Fresh snow opens winter wonderland

Ironically, one of the Christmas carols I remember well but forget to sing contains this refrain: “Snow was falling, snow on snow … In the bleak midwinter, long, long ago.”

I’ve been humming the melody this week – over and over in automatic rewind – as the snow continued to fall on the woodlands surrounding the house, coating tree branches and shrubs with a layer of white as light as meringue.

Midwinter, yes, but the world is anything but bleak.

“Announced by all the trumpets of the sky,” wrote Ralph Waldo Emerson, “arrives the snow, and driving o’er the fields, seems nowhere to alight; the whited air hides hills and woods, the river, and the heaven, and veils the farmhouse at the garden’s end.”

Last Saturday the whited air did indeed hide and veil everything in its icy breath. Fence posts and rock wall, shore and path, road and rooftop, all were covered with a foot of snow. Silently, softly, the snowflakes clung to cedars and alders alike.

No wind disturbed the display. It was as if the magical Snow Makers from the paintings of Nelly Littlehale Umbstaetter created the scene by using a giant sifter from which the frosty confection fell into every crevice or corner. Similar to shaking powdered sugar on cookies, and – to me – just as sweet.

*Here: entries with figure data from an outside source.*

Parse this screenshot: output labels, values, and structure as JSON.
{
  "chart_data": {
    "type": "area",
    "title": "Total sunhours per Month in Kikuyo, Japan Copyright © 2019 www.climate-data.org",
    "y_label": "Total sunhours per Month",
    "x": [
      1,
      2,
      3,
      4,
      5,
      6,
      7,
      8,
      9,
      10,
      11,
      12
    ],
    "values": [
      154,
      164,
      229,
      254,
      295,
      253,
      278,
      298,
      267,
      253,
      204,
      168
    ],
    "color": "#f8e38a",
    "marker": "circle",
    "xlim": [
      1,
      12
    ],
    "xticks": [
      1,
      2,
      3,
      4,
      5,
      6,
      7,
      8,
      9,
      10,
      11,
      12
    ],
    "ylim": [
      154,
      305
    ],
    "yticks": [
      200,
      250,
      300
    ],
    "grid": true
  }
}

In my mind, I became another image out of the books of my childhood: Hans Christian Andersen’s beloved Snow Queen. “A few snowflakes were falling outside, and one of these, the biggest of them all, remained lying on the edge of one of the flower boxes. The snowflake grew larger and larger, till at last it became the figure of a woman dressed in the most delicate white gauze, which was made up of millions of tiny star-shaped flakes.”

A queen with a domain spectacular. By Sunday morning’s dawn, a few pink clouds scudded over the blue waters of the bay, and one-by-one snow-laden trees were spotlighted by rays of sunshine until the whole white world was equally lighted. The sky shown in two tones of blue: bright, electric blue where sea gulls were gliding; and deeper, royal blue above the clouds, which the sun had bleached from pink to white.

Temperatures climbed, and snow on the roof slopes began dripping until long icicles lined the eaves like strands of Christmas lights wrapped around gutters. Occasionally, the silence was broken by the ping of icicles hitting the side of the house before breaking into the snow bank and scaring off the chickadees.

Much later, with the wind still and the outside hushed, the moon shone on field and forest, and the white of day became even brighter by night. From every window, the view was breathtaking: mounds of snow on the deck, snow-covered limbs bent into archways, the birdbath standing like a draped mummy. Every branch was flocked with wondrous white.

The Snow Queen’s “walls of the palace were built of drifting snow … The rooms were all lit by the Northern Lights.”

Hans Christian Andersen said so. And I know so.